“You can change your hair, you can change your eyes, you can change your nose…I’ll still find you.”
And so begins – albeit not in the order things unfurl – a music promo mystery from Hawaii & Smith in which a guy follows clues to find the girl.
Not quite making the cut as amateur sleuths ourselves, we asked Hawaii & Smith to be more forthcoming with the information about their partnership and the genesis of the Kid Francescoli Blow Up promo:
“Hawaii & Smith is a Brooklyn / Marseille (South of France) based new team of directors. Not so new because we are long time friends and this project was the perfect occasion to officially launch our collaboration which has existed informally for years. We’re part of an informal collective that contains other directors, graphic designers and a bunch of musicians. Kid Francescoli is part of that collective and so is our producer Eric Buisson who launched his production company Ursus just about a year ago. So it’s a kind of family affair.
The idea started with the title of the song, ‘Blow Up’. It’s understandable to conclude Antonioni’s movie was our main influence but it’s not. Not so far. We have a passion for Brian De Palma so his Blow Up remake Blow Out was on our mind throughout the process. We didn’t want to make a classic music video. We wanted to make something with more narrative and structure. Ultimately, we wanted to give to the audience the feeling of having just watched a trailer. A short story that tells a long one with a lot of ellipses. All the the title cards were in the original script. Their function was to fill these ellipses and also provide a subtext to the audience.”

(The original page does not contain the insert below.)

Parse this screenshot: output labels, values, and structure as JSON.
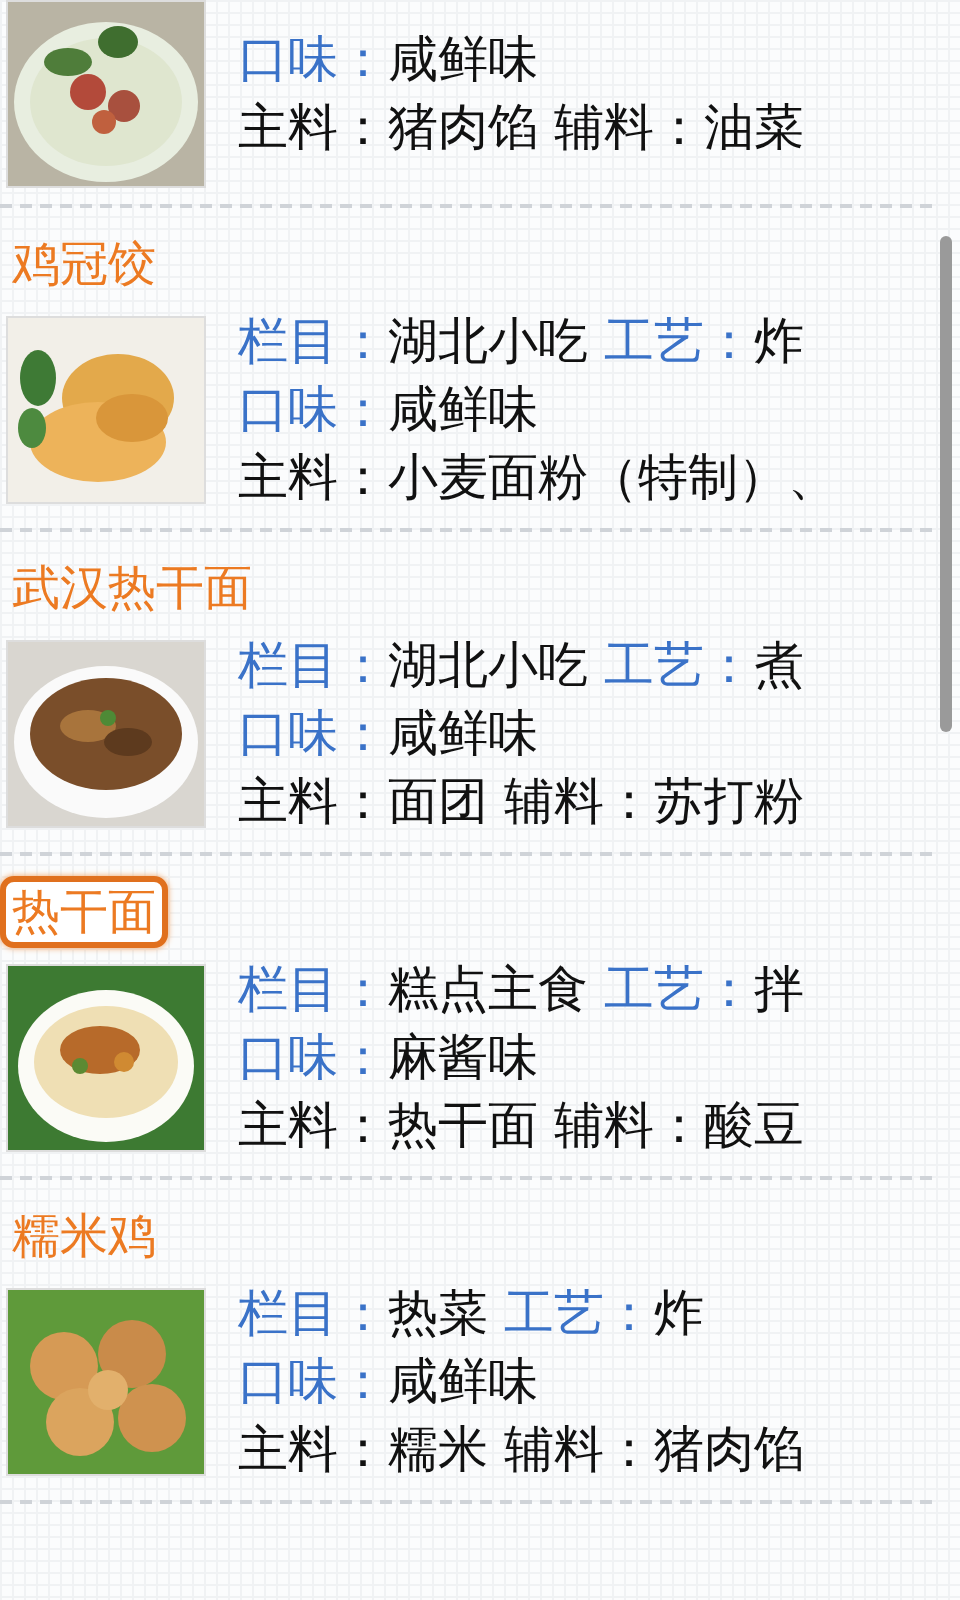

Working with a budget described as ‘low’, Hawaii & Smith, producer Eric Buisson and production coordinator Cecile Henault set out on location around Long Island, New York for the three day shoot. Actors Emily Wroe and Alexander Kikis become an integral part of the production team as they plugged their local knowledge into the gaps of the out of town crew. Although shooting with the Canon 7D (with 14, 24-70 & 70-20 lenses), the pair were at pains to avoid the visual traps of DSLR shoots which had gone before during filming and also in post:
“We didn’t want to have the typical look of EOS filming (with bokeh abuse) so we mostly stayed between 35 & 50 mm. We also used the technicolor cinestyle preset which smooths the contrast. All the post production took three weeks. We edit our projects ourselves and we also do the color correction and graphic design. We did an initial color correction in Apple’s Color then we worked on the black level in After Effects (to lighten the black and to color it with a touch of red). Finally, we added film grain to finish the process.”